We have not yet discussed how we obtain any of the variance estimates such as $\sigma^2_e$ and $\sigma^2_g$. This is where restricted maximum likelihood (REML) estimation comes in. But first, we will discuss standard maximum likelihood (ML). In ML we assume that our data follows some distribution. So for example, in GREML we assume that the residual effects follow a multivariate normal distribution with mean 0. This distribution has some variance, $\sigma^2_e$, which we want to estimate. The ML estimate finds the value of $\sigma^2_e$ that best corresponds to the observed data given our assumption that the data follows a multivariate normal distribution with mean 0.

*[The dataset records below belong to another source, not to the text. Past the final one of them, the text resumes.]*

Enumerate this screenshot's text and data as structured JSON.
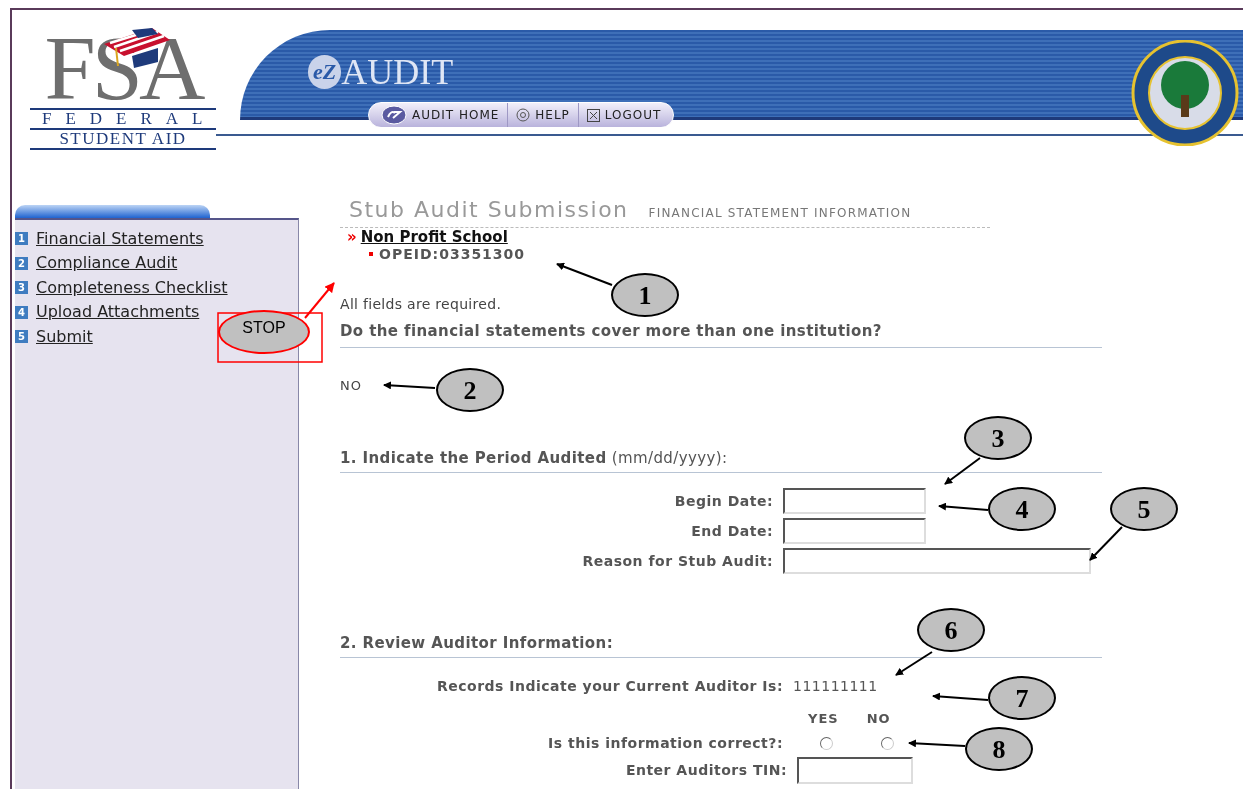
{
  "header": {
    "logo": {
      "letters": "FSA",
      "line1": "FEDERAL",
      "line2": "STUDENT AID"
    },
    "app_logo": {
      "badge": "eZ",
      "title": "AUDIT"
    },
    "nav": [
      {
        "kind": "home",
        "label": "AUDIT HOME"
      },
      {
        "kind": "help",
        "label": "HELP"
      },
      {
        "kind": "logout",
        "label": "LOGOUT"
      }
    ]
  },
  "sidebar": {
    "items": [
      {
        "number": "1",
        "label": "Financial Statements"
      },
      {
        "number": "2",
        "label": "Compliance Audit"
      },
      {
        "number": "3",
        "label": "Completeness Checklist"
      },
      {
        "number": "4",
        "label": "Upload Attachments"
      },
      {
        "number": "5",
        "label": "Submit"
      }
    ]
  },
  "main": {
    "title": "Stub Audit Submission",
    "subtitle": "FINANCIAL STATEMENT INFORMATION",
    "school_marker": "»",
    "school": "Non Profit School",
    "opeid": "OPEID:03351300",
    "note": "All fields are required.",
    "question": "Do the financial statements cover more than one institution?",
    "answer": "NO",
    "section1": {
      "title": "1. Indicate the Period Audited",
      "hint": "(mm/dd/yyyy):",
      "fields": [
        {
          "label": "Begin Date:",
          "kind": "date"
        },
        {
          "label": "End Date:",
          "kind": "date"
        },
        {
          "label": "Reason for Stub Audit:",
          "kind": "text"
        }
      ]
    },
    "section2": {
      "title": "2. Review Auditor Information:",
      "auditor_label": "Records Indicate your Current Auditor Is:",
      "auditor_value": "111111111",
      "question": "Is this information correct?:",
      "options": [
        {
          "label": "YES",
          "selected": false
        },
        {
          "label": "NO",
          "selected": false
        }
      ],
      "tin_label": "Enter Auditors TIN:"
    }
  },
  "annotations": {
    "stop": "STOP",
    "callouts": [
      "1",
      "2",
      "3",
      "4",
      "5",
      "6",
      "7",
      "8"
    ]
  }
}
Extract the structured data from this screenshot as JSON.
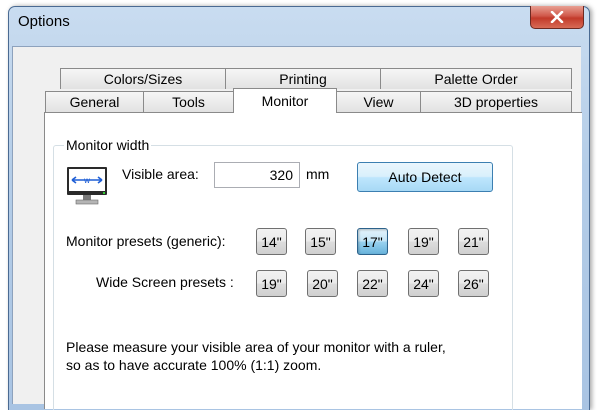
{
  "window": {
    "title": "Options"
  },
  "tabs": {
    "row1": [
      "Colors/Sizes",
      "Printing",
      "Palette Order"
    ],
    "row2": [
      "General",
      "Tools",
      "Monitor",
      "View",
      "3D properties"
    ],
    "active": "Monitor"
  },
  "monitor_width": {
    "group_label": "Monitor width",
    "visible_area_label": "Visible area:",
    "visible_area_value": "320",
    "unit": "mm",
    "auto_detect_label": "Auto Detect"
  },
  "presets": {
    "generic_label": "Monitor presets (generic):",
    "generic": [
      "14\"",
      "15\"",
      "17\"",
      "19\"",
      "21\""
    ],
    "generic_selected": "17\"",
    "wide_label": "Wide Screen presets :",
    "wide": [
      "19\"",
      "20\"",
      "22\"",
      "24\"",
      "26\""
    ]
  },
  "note": {
    "line1": "Please measure your visible area of your monitor with a ruler,",
    "line2": "so as to have accurate 100% (1:1) zoom."
  }
}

However, ML estimates are inherently downwardly biased. This occurs because standard ML estimation ignores fixed effects in the model. Let’s step away from GREML for a moment to better understand this. Imagine we have some data that we’re saying is normally distributed, and we want to estimate the mean $\mu$ and the variance $\sigma^2$ of this data. You’re probably familiar with the fact that we would calculate the variance like so:
$$ \begin{equation} \sigma^2 = \frac{\Sigma(x_i - \bar{x})^2}{d.f.} = \frac{\Sigma(x_i - \bar{x})^2}{n - 1} \end{equation} $$But the ML estimate of variance is larger than this:
$$ \begin{equation} \sigma^2 = \frac{\Sigma (x_i - \bar{x})^2}{n} \end{equation} $$Why this discrepancy? ML does not account for the degree of freedom lost to estimating the mean. Extrapolating this out to GREML where we may have numerous fixed effects (e.g. age, sex) that we need to estimate, we can see how our variance estimates are downwardly biased through the unaccounted for loss of degrees of freedom to fixed effect estimation.
REML provides us with a way to obtain an unbiased estimate of variance components in the model, even when we have numerous fixed effect predictors. Crudely speaking, it does this by removing the influence of fixed effects from the data $\mathbf{y}$, and calculating ML estimates based on this transformed data.
When we are estimating random effects, we use variance estimates obtained through REML to estimate $\beta$. Using REML variance estimates is said to give the best linear unbiased prediction (or BLUP) for a random effect (in this case a SNP effect, dubbed SNP-BLUP). We can also estimate the genetic effect associated with an individual (called an estimate breeding value, $\hat{u}$) from such a model using the SNP effects, which may be of value in animal breeding.
$$ \begin{equation} \mathbf{\hat{u} = X\hat{\beta}} \end{equation} $$However, we are generally not interested in the BLUPs of specific SNPs when we are performing heritability estimation. Tests for significant effects of SNPs on traits is performed through genome wide association studies (GWAS), where SNP effects are treated as fixed. We tend only to be interested in the value of $\sigma^2_g$, because this is used to calculate the heritability, $h^2$.
Understanding the SNP-BLUP approach I have described should help you easily grasp GBLUP, which underlies GREML. I will describe GBLUP and the consequences of its genomic relationship matrices in part three.
References
Duchateau, D. L.; Janssen, P. & Rowlands, J. (1998) Linear Mixed Models: An Introduction with Applications to Veterinary Research, 1st ed., Kenya: International Livestock Research Institute.
Hastie, T.; Tibshirani, R. & Friedman, J. (2009) The Elements of Statistical Learning, 2nd ed., New York: Springer.